Grâce à un article intitulé «  Longueville honore ses morts  », on comprend combien le journaliste a été subjugué par ce qu’il avait sous les yeux : «  L’inauguration du monument aux morts de Longueville a donné lieu, hier, à une éclatante manifestation d’union sacrée  », «  la nef [de l’église] est trop petite pour accueillir tous les assistants  ». Le monument aux morts est décrit par le biais d’un oxymore comme étant d’une «  noble sobriété  ». Au cours de la cérémonie, le nom des 31 soldats tombés pour la Patrie, dont l’identité est gravée sur le monument, a été rappelé avant l’entrée en scène des enfants du village : «  Les enfants des écoles ayant déposé des gerbes innombrables au pied du monument, chantent un chœur à la gloire des héros de la patrie et une cérémonie particulièrement poignante se déroule alors  ».
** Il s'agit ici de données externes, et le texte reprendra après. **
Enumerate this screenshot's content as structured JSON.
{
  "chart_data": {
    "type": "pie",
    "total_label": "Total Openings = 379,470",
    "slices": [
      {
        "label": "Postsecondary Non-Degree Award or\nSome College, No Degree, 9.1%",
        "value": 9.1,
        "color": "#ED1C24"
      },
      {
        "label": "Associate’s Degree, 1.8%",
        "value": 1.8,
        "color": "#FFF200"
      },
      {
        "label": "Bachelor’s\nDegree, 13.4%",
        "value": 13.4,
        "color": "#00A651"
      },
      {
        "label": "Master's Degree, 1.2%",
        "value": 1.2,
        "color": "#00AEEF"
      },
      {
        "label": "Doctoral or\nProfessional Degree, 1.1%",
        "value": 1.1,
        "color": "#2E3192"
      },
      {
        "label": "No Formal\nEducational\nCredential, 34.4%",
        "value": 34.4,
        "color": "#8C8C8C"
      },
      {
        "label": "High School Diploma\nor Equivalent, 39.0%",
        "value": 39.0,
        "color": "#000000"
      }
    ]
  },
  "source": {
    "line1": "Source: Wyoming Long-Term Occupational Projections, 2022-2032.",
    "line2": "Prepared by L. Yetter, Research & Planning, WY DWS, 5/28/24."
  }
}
Que reste t-il aujourd’hui de la Grande Guerre et de son cortège de victimes  ? Je me pose souvent cette question lorsque je suis dans mon village. Que ce soit en entrant dans le cimetière, où les premières tombes sont celles des Morts pour la France de 14-18, que ce soit en passant devant le monument aux morts ou bien encore en regardant les plaques de marbre apposées à l’intérieur de l’église rappelant les victimes de la paroisse du premier conflit mondial. Beaucoup de lieux dans le village rappellent ce qu’a coûté ce conflit aux familles de Longueville sur Scie et des environs. Finalement, ce sont ces traces qui restent en 2018 tels des éléments indélébiles. Sans ces traces, point de souvenirs.
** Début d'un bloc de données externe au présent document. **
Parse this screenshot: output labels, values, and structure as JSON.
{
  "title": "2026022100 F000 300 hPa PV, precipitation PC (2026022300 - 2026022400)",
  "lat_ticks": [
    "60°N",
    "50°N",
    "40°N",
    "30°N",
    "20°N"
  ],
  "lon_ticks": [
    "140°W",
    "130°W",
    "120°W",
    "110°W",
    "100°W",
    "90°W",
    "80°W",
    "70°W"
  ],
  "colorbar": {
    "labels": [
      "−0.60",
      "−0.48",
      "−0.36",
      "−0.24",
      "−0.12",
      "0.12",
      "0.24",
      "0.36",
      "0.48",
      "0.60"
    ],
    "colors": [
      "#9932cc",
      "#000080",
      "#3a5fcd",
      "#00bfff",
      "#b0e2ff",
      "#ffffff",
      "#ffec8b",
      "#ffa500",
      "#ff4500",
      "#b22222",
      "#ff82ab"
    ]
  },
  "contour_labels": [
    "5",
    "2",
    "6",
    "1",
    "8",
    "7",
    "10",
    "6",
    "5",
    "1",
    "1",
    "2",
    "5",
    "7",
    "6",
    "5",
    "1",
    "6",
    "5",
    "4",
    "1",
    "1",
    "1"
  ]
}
Alors qu’en 1921, les enfants participaient activement aux cérémonies, je constate, et c’est toujours un peu triste, que la jeune génération est souvent la grande absente des cérémonies d’hommage, notamment dans le monde rural. Cette même génération qui devra reprendre le flambeau des Anciens combattants une fois que ces derniers seront partis. En effet, je suis convaincu que ces cérémonies ont un sens et une mission  : rappeler à chacun l’idiotie d’une guerre. Non, nous n’avons pas besoin d’une «  bonne guerre  » comme on peut l’entendre parfois  ! Une guerre n’a jamais rien apporté de bon. Il suffit de se tourner vers les monuments aux morts pour le constater.

 

« Je suis convaincu que ces cérémonies ont une mission :

rappeler à chacun l’idiotie d’une guerre... Et ce flambeau-là,

il faut absolument que les jeunes s’en saisissent... »

 

Cyril Mallet

Cyril Mallet est doctorant en études germaniques auprès de l’Université de Rouen Normandie et en histoire

contemporaine auprès de la Justus Liebig Universität de Gießen en Allemagne. Spécialiste de l’Autriche et

de la Déportation, il est membre du laboratoire de recherche ERIAC EA 4705 de l’Université de Rouen.